Отчет отправился в мусорную корзину.

Писатели — счастливейшие люди на землю, ведь они творят волшебство. Они подобны Богу; но ближе они к дьяволу, к тем темным силам, что заправляют адом. Будь моя воля, я бы сжег всех писателей — чтобы не создавали они книги, не вводили меня в искушение. И библиотечная полиция, боже мой… как же я ненавижу их.

Сегодня приходил один из них, инспектировал книги. Он брал их в руки, осторожно пролистывал, записывал что‑то в блокнот.

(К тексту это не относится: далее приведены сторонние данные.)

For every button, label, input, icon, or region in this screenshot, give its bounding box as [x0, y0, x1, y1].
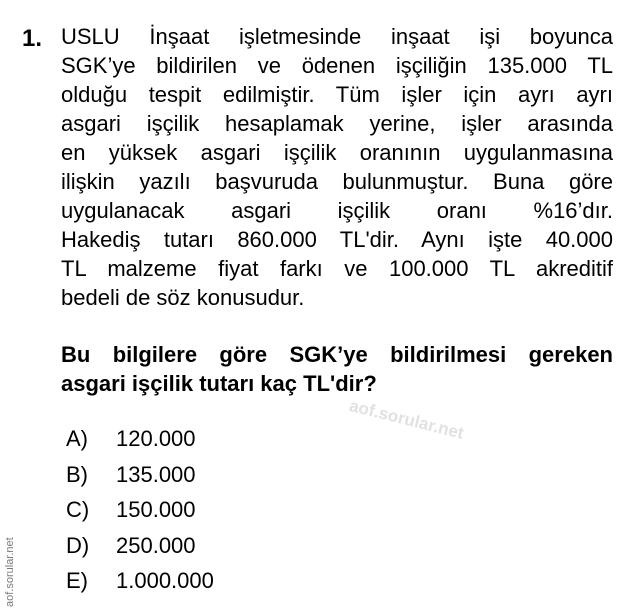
option-text: 250.000 [116, 532, 196, 558]
stem-line: olduğu tespit edilmiştir. Tüm işler için ayrı ayrı [61, 82, 613, 107]
watermark-center: aof.sorular.net [347, 396, 466, 443]
prompt-line: Bu bilgilere göre SGK’ye bildirilmesi gereken [61, 342, 613, 367]
option-b[interactable] [66, 457, 214, 493]
option-letter: E) [66, 568, 88, 593]
option-letter: D) [66, 532, 90, 558]
watermark-side: aof.sorular.net [4, 537, 16, 607]
question-prompt [61, 340, 613, 398]
option-d[interactable] [66, 528, 214, 564]
option-text: 135.000 [116, 461, 196, 487]
stem-line: TL malzeme fiyat farkı ve 100.000 TL akreditif [61, 256, 613, 281]
option-e[interactable] [66, 563, 214, 599]
option-letter: C) [66, 497, 90, 522]
option-a[interactable] [66, 421, 214, 457]
question-number: 1. [22, 25, 43, 52]
stem-line: en yüksek asgari işçilik oranının uygulanmasına [61, 140, 613, 165]
option-c[interactable] [66, 492, 214, 528]
option-letter: A) [66, 426, 88, 451]
stem-line: uygulanacak asgari işçilik oranı %16’dır. [61, 198, 613, 223]
stem-line: ilişkin yazılı başvuruda bulunmuştur. Buna göre [61, 169, 613, 194]
option-letter: B) [66, 461, 88, 487]
stem-line: bedeli de söz konusudur. [61, 285, 305, 310]
stem-line: USLU İnşaat işletmesinde inşaat işi boyunca [61, 24, 613, 49]
prompt-line: asgari işçilik tutarı kaç TL'dir? [61, 371, 377, 396]
stem-line: Hakediş tutarı 860.000 TL'dir. Aynı işte 40.000 [61, 227, 613, 252]
stem-line: asgari işçilik hesaplamak yerine, işler arasında [61, 111, 613, 136]
answer-options [66, 421, 214, 599]
option-text: 1.000.000 [116, 568, 214, 593]
option-text: 150.000 [116, 497, 196, 522]
stem-line: SGK’ye bildirilen ve ödenen işçiliğin 135.000 TL [61, 53, 613, 78]
option-text: 120.000 [116, 426, 196, 451]
question-stem [61, 22, 613, 312]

Рукопись в то время лежала, запакованная в целлофан, внутри плюшевого медведя; медведя для этих целей пришлось разрезать и снова зашить.

— Все в порядке, — сказал библиотечный полицейский. — Вы хороший хозяин, Николай Петрович.

— Разумеется, — кивнул я.

Той же ночью мне приснился кошмарный сон. Я вновь увидел брата; он тонул в море крови и кричал мне при этом: «Книга, Коля, книга!» Череп его был расколот, но он все кричал и кричал, и кровь вытекала из раны…

Я проснулся в холодном поту. Медленно, двигаясь как сомнамбула, я распорол медведю брюхо, вытащил рукопись. Она сияла, подобно елочной игрушке — то лунный свет падал на целлофан. Я разорвал упаковку, приник губами к желтой, теплой бумаге — и громко застонал. Мой член напрягся. Я больше не мог ждать. Я…

Я должен держать себя в руках.

— Я должен, — пробормотал я, — должен держать себя в руках…

Мои руки тряслись. Я посмотрел на рукопись. Кажется, приступ безумия миновал — мне больше не хотелось вредить ей; напротив, я сожалел о своем поступке.

Я положил рукопись на стол. Лег в кровать. Заплакал от невыносимой боли.

Говорят, Нил Гейман продал рукопись (новый роман, или же комикс — кто знает?) одному миллиардеру.

Хорошо миллиардеру, у него много денег, целые горы — и он может сотнями закупать рукописи, сжигать их, употреблять в пищу… Хотел бы и я так.

На днях я был в библиотеке; там я увидел оригинал «Евгения Онегина» — и чуть не сошел с ума. Я изнемогал; я стоял перед стеклянным ящиком, в котором хранилась рукопись. Пушкин, о боже, Пушкин… Это что‑то на уровне Мураками — или даже выше. Уничтожить труд Пушкина, или же осквернить его — нет блаженства большего.

Потом я вернулся домой. Дрожащими руками я взял рукопись со стола, открыл. «Я не причиню тебе вреда», — сказал я, облизнув пересохшие губы.

Страницы рукописи чуть подрагивали от страха. Я чувствовал ее ужас, ее отвращение. Боже, я был отвратителен ей; был я отвратителен и себе самому.